There is a dead blue payphone booth, empty but still labeled and standing, and literally twelve visible cellular telephones, all held in the same crook-armed way of the totally absorbed, necks bent down in concentration as fingers plug away or pause mid-scroll, looks of consternation and concentration and the passive acquiescence of giving over one’s time to things that are not quite worth it. And I barely exceptional, plugging away on my portable big-screen within as they absorb and I could be writing what they could be reading and we are communicating without ever exchanging so much as a look or a sound or an acknowledgement of the other’s existence. And is it a tragedy or is it just change? Is it a loss or just a difference? And that question reflects back, reverberates through the echo-chamber of self-reflection like a nuclear-powered ping-pong ball in a zero-gravity tin-lined corridor. Plink plink plink plink plink, forever.

I am saturated. Soaked. Unable to absorb any more as the stutter-step of the train carries me endlessly to a place that would be the proverbial ground zero of any imaginable end of the world.
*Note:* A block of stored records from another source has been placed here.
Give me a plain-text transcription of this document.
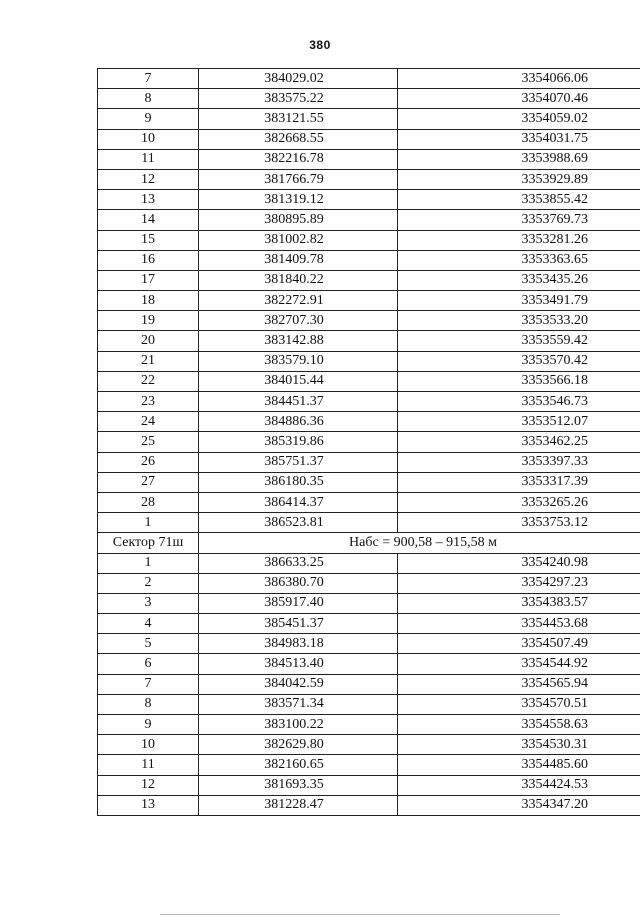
380
7	384029.02	3354066.06
8	383575.22	3354070.46
9	383121.55	3354059.02
10	382668.55	3354031.75
11	382216.78	3353988.69
12	381766.79	3353929.89
13	381319.12	3353855.42
14	380895.89	3353769.73
15	381002.82	3353281.26
16	381409.78	3353363.65
17	381840.22	3353435.26
18	382272.91	3353491.79
19	382707.30	3353533.20
20	383142.88	3353559.42
21	383579.10	3353570.42
22	384015.44	3353566.18
23	384451.37	3353546.73
24	384886.36	3353512.07
25	385319.86	3353462.25
26	385751.37	3353397.33
27	386180.35	3353317.39
28	386414.37	3353265.26
1	386523.81	3353753.12
Сектор 71ш	Набс = 900,58 – 915,58 м	
1	386633.25	3354240.98
2	386380.70	3354297.23
3	385917.40	3354383.57
4	385451.37	3354453.68
5	384983.18	3354507.49
6	384513.40	3354544.92
7	384042.59	3354565.94
8	383571.34	3354570.51
9	383100.22	3354558.63
10	382629.80	3354530.31
11	382160.65	3354485.60
12	381693.35	3354424.53
13	381228.47	3354347.20
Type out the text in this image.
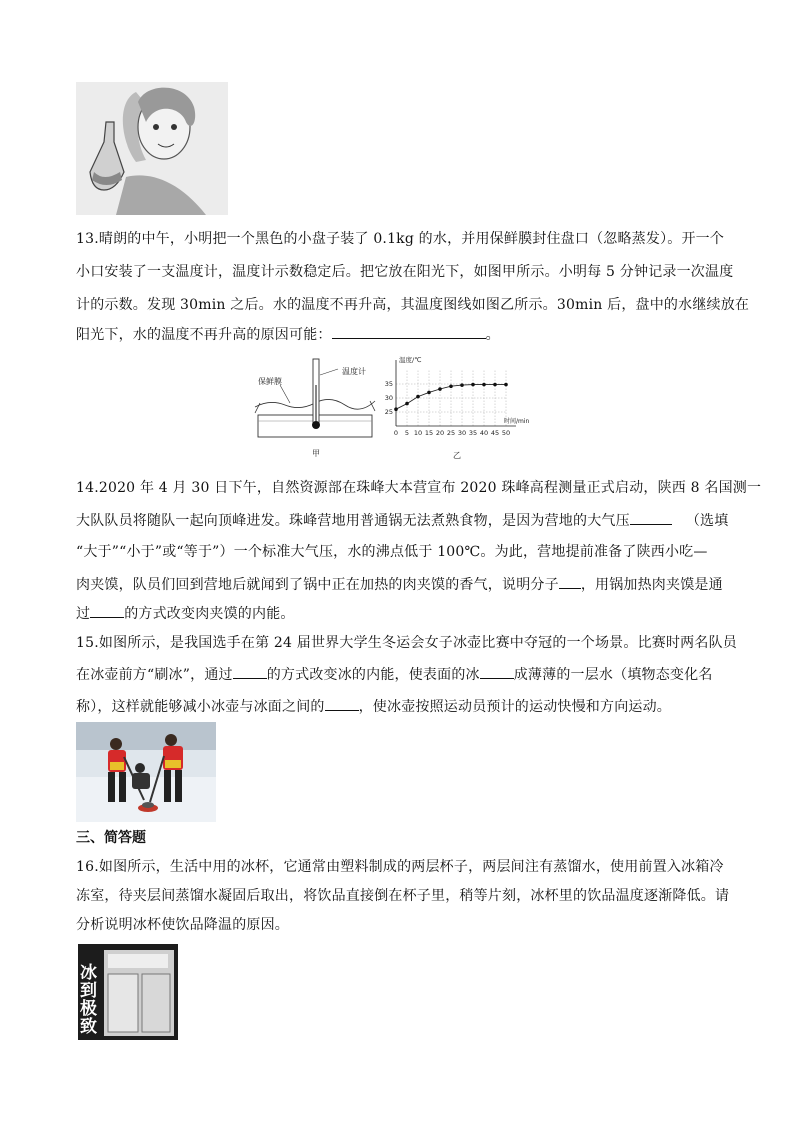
13.晴朗的中午，小明把一个黑色的小盘子装了 0.1kg 的水，并用保鲜膜封住盘口（忽略蒸发）。开一个
小口安装了一支温度计，温度计示数稳定后。把它放在阳光下，如图甲所示。小明每 5 分钟记录一次温度
计的示数。发现 30min 之后。水的温度不再升高，其温度图线如图乙所示。30min 后，盘中的水继续放在
阳光下，水的温度不再升高的原因可能：	。
保鲜膜
温度计
甲
0 5 10 15 20 25 30 35 40 45 50
25
30
35
温度/℃
时间/min
乙
14.2020 年 4 月 30 日下午，自然资源部在珠峰大本营宣布 2020 珠峰高程测量正式启动，陕西 8 名国测一
大队队员将随队一起向顶峰进发。珠峰营地用普通锅无法煮熟食物，是因为营地的大气压	（选填
“大于”“小于”或“等于”）一个标准大气压，水的沸点低于 100℃。为此，营地提前准备了陕西小吃—
肉夹馍，队员们回到营地后就闻到了锅中正在加热的肉夹馍的香气，说明分子 ，用锅加热肉夹馍是通
过 的方式改变肉夹馍的内能。
15.如图所示，是我国选手在第 24 届世界大学生冬运会女子冰壶比赛中夺冠的一个场景。比赛时两名队员
在冰壶前方“刷冰”，通过 的方式改变冰的内能，使表面的冰 成薄薄的一层水（填物态变化名
称），这样就能够减小冰壶与冰面之间的 ，使冰壶按照运动员预计的运动快慢和方向运动。
三、简答题
16.如图所示，生活中用的冰杯，它通常由塑料制成的两层杯子，两层间注有蒸馏水，使用前置入冰箱冷
冻室，待夹层间蒸馏水凝固后取出，将饮品直接倒在杯子里，稍等片刻，冰杯里的饮品温度逐渐降低。请
分析说明冰杯使饮品降温的原因。
冰到极致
Can I root against it any more than the self-proclaimed prophet? Can I suspend my own hubris long enough to entertain the slightly relieving possibility that there will be no more struggling with this journey, no more Sundays to face? And yet, of course, as my own experience dictates, as the dead window-smashed husks of industrial trackside buildings illustrate, the world ends every day. People die, divorces are filed, the loss of communication or contact or care or compassion, every day a tragedy somewhere for someone from which they will never recover on this planet. Their world spinning of its axis, out of orbit, falling into the sun of whatever challenge they will not be able to overcome. Salvations too, perhaps, but there is a permanence to loss that seems to have no corollary in things working out. The simple tautologies of life. Something found can always be lost, but many things lost can never be found.

This is the nature of a world that dies, where things thereon die, where we are all mere guests in the face of something larger than ourselves. We may want to be here when our host’s fate is tied to our own, when mortality can fuse for all living things. But the odds are otherwise, that we will go alone and in small groups, leaving behind – hopefully – more than just a pile of clothes.